During the first 14 months the band was together, it transformed jazz, movie themes like “Guns of Navarone” and other types of music with the uptempo shuffle style they invented. They played as studio musicians on numerous records and backed up groups including the early Wailers.
The band broke up in the mid-1960s, but regrouped in New York two decades later. Two of their albums, Hip Bop Ska and Greetings from Skamania, were nominated for Grammy awards in the 1990s.
Legendary Jamaican musicians say it’s difficult to overestimate the role the trained jazz bassist and the rest of the original Skatalites played in developing the Caribbean island’s unique music.
“He was there from the beginning,” Bunny Wailer told The Associated Press. “All my bass lines from all my recordings have been attributed to bass lines from Lloyd Brevett.”
Wailer, the reggae legend who was one of the original Wailers along with Bob Marley and Peter Tosh, praised Brevett as a devout member of the Rastafarian faith and an elder statesman of the island’s culture.
“Brother Brevett’s music is eternal,” Wailer said.
Former Prime Minister P.J. Patterson, who was once a tour manager for The Skatalites, said that while the band’s great horn section often drew most of the accolades, it was “Brevett who quietly provided the mesmerizing backbone to the Skatalites’ sound.”
“To say that Brevett was a creator of both ska and dub is not to use hyperbole,” Patterson said in a statement.
Stowe said Brevett had dual U.S.-Jamaican citizenship and was a longtime resident of Newark, New Jersey.
He had not played with The Skatalites since 2004, when a dispute with newer members led to his removal from the group he had helped found, Stowe said.

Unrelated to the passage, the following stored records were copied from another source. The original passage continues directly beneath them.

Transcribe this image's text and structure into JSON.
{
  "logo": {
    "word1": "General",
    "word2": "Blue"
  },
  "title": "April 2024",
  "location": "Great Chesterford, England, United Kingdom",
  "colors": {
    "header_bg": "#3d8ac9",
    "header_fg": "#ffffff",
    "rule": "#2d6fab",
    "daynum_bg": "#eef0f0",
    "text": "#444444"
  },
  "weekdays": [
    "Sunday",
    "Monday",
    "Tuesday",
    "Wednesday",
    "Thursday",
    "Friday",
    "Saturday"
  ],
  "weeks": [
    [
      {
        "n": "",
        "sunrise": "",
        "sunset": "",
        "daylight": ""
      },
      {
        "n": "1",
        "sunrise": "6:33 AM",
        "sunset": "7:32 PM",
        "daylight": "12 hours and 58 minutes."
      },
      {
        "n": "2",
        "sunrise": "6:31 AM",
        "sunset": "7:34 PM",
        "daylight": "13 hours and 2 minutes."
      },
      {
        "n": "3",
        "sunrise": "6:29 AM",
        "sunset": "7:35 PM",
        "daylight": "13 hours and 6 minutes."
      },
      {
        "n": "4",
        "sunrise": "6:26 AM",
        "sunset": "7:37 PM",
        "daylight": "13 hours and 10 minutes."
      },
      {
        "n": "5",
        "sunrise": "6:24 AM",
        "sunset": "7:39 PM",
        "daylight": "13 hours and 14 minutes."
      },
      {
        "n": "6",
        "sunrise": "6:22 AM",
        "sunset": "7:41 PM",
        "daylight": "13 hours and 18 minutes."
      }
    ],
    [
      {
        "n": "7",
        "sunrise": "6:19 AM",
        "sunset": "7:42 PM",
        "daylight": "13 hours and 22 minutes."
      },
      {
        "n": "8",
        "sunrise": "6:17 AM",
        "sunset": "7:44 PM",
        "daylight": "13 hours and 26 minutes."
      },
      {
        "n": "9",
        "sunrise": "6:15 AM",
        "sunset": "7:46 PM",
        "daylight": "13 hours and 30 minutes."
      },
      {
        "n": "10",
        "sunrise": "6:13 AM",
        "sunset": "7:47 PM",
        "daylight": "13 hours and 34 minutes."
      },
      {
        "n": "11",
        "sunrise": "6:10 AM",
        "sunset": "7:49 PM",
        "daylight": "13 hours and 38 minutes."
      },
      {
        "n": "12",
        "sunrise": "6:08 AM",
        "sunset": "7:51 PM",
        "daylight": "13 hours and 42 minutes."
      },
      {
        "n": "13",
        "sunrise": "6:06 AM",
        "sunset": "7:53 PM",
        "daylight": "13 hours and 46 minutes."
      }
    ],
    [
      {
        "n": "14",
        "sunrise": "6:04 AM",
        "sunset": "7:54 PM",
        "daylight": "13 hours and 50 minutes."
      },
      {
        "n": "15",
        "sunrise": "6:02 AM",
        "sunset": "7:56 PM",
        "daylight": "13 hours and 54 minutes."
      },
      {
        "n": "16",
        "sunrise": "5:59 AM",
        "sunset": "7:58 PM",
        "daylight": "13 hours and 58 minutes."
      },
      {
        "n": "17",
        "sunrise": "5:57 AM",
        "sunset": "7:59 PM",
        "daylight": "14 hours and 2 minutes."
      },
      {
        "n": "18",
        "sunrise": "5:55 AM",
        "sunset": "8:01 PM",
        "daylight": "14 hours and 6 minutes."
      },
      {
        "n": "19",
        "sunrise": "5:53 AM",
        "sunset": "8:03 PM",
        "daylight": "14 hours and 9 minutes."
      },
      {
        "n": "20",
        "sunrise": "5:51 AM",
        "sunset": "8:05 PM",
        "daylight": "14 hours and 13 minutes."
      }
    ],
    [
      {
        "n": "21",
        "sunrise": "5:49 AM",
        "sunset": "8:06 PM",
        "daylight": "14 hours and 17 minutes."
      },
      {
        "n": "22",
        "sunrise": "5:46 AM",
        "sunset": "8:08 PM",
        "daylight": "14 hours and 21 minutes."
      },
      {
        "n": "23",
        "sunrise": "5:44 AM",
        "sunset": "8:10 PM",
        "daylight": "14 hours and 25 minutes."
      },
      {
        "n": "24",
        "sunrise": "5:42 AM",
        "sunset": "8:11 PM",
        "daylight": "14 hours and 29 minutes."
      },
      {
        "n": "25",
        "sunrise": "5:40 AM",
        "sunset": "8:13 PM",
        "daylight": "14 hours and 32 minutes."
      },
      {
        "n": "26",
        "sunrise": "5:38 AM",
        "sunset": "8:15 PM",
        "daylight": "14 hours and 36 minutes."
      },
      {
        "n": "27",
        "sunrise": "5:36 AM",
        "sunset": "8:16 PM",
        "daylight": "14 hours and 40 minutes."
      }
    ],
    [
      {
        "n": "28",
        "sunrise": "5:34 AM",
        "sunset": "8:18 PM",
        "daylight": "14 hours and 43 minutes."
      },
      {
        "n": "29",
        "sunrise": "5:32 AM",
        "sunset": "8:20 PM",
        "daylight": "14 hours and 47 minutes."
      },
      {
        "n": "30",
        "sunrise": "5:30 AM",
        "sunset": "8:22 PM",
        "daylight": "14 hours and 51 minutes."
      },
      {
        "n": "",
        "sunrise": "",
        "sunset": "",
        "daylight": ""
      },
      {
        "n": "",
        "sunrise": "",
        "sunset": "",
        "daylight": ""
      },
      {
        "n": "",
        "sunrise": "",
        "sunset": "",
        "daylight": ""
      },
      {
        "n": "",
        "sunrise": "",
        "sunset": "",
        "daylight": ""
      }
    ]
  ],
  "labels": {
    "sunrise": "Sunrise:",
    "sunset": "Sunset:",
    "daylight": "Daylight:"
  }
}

Saxophonist Lester Sterling, who lives in Florida, is the sole survivor of the original lineup.
The Skatalites’ music influenced British ska revival bands like The Specials, The English Beat, and Madness in the late 1970s. In the 1990s, their music continued to influence up-and-coming groups, including the U.S. bands No Doubt, Sublime and The Mighty Mighty Bosstones.
In a 1998 interview with The Dallas Morning News, Brevett said he was gratified by the younger fans who packed the group’s shows.
“It gives me a surprise to see these little children, 14 or 16 years old, standing outside the club listening to our music,” he told the newspaper. “But it also makes me feel very, very good.”
Brevett is survived by his wife, Ruth, and several children. Funeral arrangements were pending.